An essential aspect of creativity is not being afraid to fail. ~ Edwin Land

Some time ago, technology changed and made it so that anyone with a dream and some talent could make a movie- OK, the talent wasn’t always there, but it was if you wanted your work to actually be seen. The technology was readily available, at almost realistic for the average Joe prices, and the ability to get your work out to the masses was relatively simple. Of course, there was still a cost to it, so most people just made simple home movies to share with friends and family about their childs first steps or their wedding or what have you. It was better than the slide presentations my dad used to give, but just barely.

Then in the summer of 2008, Joss Whedon presented a project that changed things. Dr. Horrible’s Sing-along Blog came about during the writers strike with a tiny budget and went out into the world via the internet. At the same time, Felicia Day had a tiny web series that could (The Guild would eventually help Felicia to become queen of the internet). And things started to change. The internet became a viable place to present your creation. Web series started appearing everywhere! Some with big names behind them… others created by complete unknowns. A beautiful time for art had come!

But then… a new problem- how to make what you wanted to make, web series, tv show, or movie, and do it with no money. The obvious answer is to get backers. But as an independent, unknown filmmaker, how do you find a producer? I personally (not that I am a filmmaker) don’t have any friends who are financially stable enough to support a film.
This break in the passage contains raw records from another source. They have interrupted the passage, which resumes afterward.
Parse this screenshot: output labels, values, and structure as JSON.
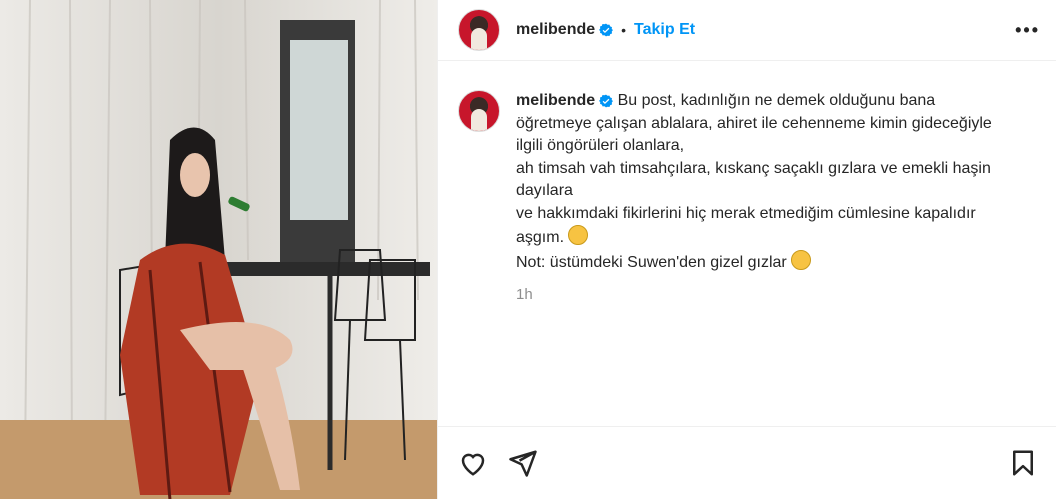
{
  "post": {
    "username": "melibende",
    "follow_label": "Takip Et",
    "separator": "•",
    "more_label": "•••"
  },
  "caption": {
    "username": "melibende",
    "line1": "Bu post, kadınlığın ne demek olduğunu bana öğretmeye çalışan ablalara, ahiret ile cehenneme kimin gideceğiyle ilgili öngörüleri olanlara,",
    "line2": "ah timsah vah timsahçılara, kıskanç saçaklı gızlara ve emekli haşin dayılara",
    "line3": "ve hakkımdaki fikirlerini hiç merak etmediğim cümlesine kapalıdır aşgım.",
    "line4": "Not: üstümdeki Suwen'den gizel gızlar",
    "time": "1h"
  },
  "colors": {
    "accent": "#0095f6",
    "text": "#262626",
    "muted": "#8e8e8e",
    "verified": "#0095f6"
  },
  "icons": [
    "heart-icon",
    "share-icon",
    "bookmark-icon",
    "more-icon",
    "verified-badge-icon"
  ]
}
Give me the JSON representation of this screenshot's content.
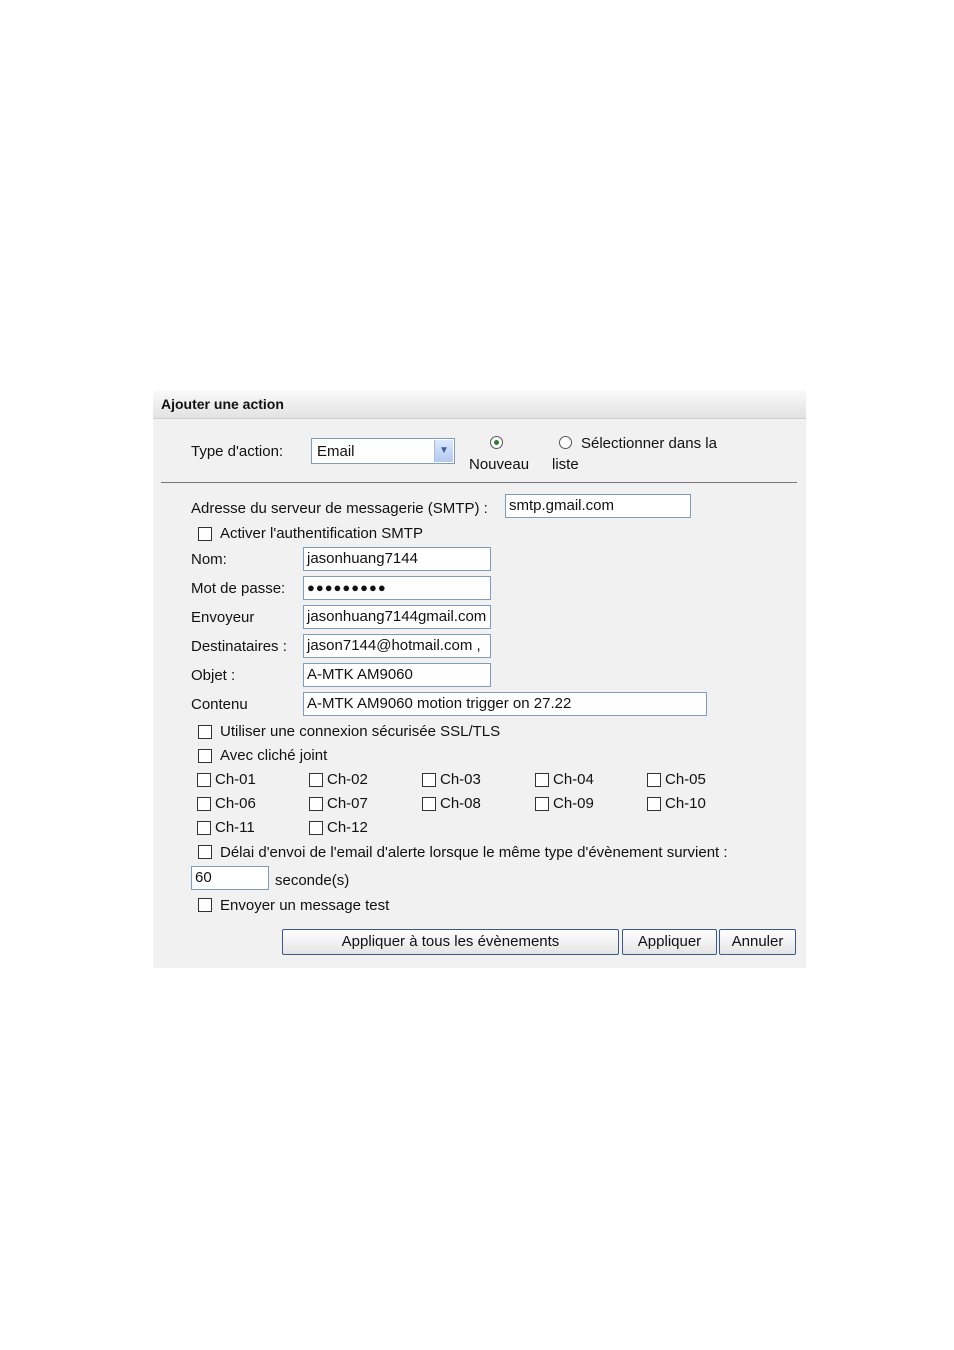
{
  "dialog": {
    "title": "Ajouter une action"
  },
  "type_action": {
    "label": "Type d'action:",
    "selected": "Email",
    "radio_new": "Nouveau",
    "radio_list_line1": "Sélectionner dans la",
    "radio_list_line2": "liste"
  },
  "smtp": {
    "server_label": "Adresse du serveur de messagerie (SMTP) :",
    "server_value": "smtp.gmail.com",
    "auth_label": "Activer l'authentification SMTP"
  },
  "fields": {
    "nom_label": "Nom:",
    "nom_value": "jasonhuang7144",
    "password_label": "Mot de passe:",
    "password_value": "●●●●●●●●●",
    "sender_label": "Envoyeur",
    "sender_value": "jasonhuang7144gmail.com",
    "recipients_label": "Destinataires :",
    "recipients_value": "jason7144@hotmail.com ,",
    "subject_label": "Objet :",
    "subject_value": "A-MTK AM9060",
    "content_label": "Contenu",
    "content_value": "A-MTK AM9060 motion trigger on 27.22"
  },
  "options": {
    "ssl_label": "Utiliser une connexion sécurisée SSL/TLS",
    "snapshot_label": "Avec cliché joint"
  },
  "channels": [
    "Ch-01",
    "Ch-02",
    "Ch-03",
    "Ch-04",
    "Ch-05",
    "Ch-06",
    "Ch-07",
    "Ch-08",
    "Ch-09",
    "Ch-10",
    "Ch-11",
    "Ch-12"
  ],
  "delay": {
    "label": "Délai d'envoi de l'email d'alerte lorsque le même type d'évènement survient :",
    "value": "60",
    "unit": "seconde(s)"
  },
  "test_label": "Envoyer un message test",
  "buttons": {
    "apply_all": "Appliquer à tous les évènements",
    "apply": "Appliquer",
    "cancel": "Annuler"
  }
}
So how does someone do it? Well… in the past few years it seems that fundraising sites have become the way to go. Use the internet and social media to reach out to fans and potential “investors” and let them choose an amount to “donate”, generally in return for some “prize” or really a level specific thank you. By the way, this fundraising method doesn’t just work for film and web series- I have contributed to web series, CDs, jellyfish aquariums, and comic books, and that list is just off the top of my head! There are people out there using this fundraising method to get specially designed iPad cases made, or to help support cancer charities by making books. Almost anything you want to do can be helped along- especially if you or someone you know either has or knows someone with a little bit of fame in the social media (particularly Twitter) and can use it to get the word out. I wouldn’t have known about the jellyfish tank if not for a tweet from Jeri Ryan last summer.

Let’s focus in on web series though… mostly because I prefer to help get these projects off the ground and, well, since I don’t have TV in my apt I am more likely to watch a web series than to track down some of the network shows that aren’t readily available online. Not to mention that to see a movie in L.A. you practically need to sell a kidney!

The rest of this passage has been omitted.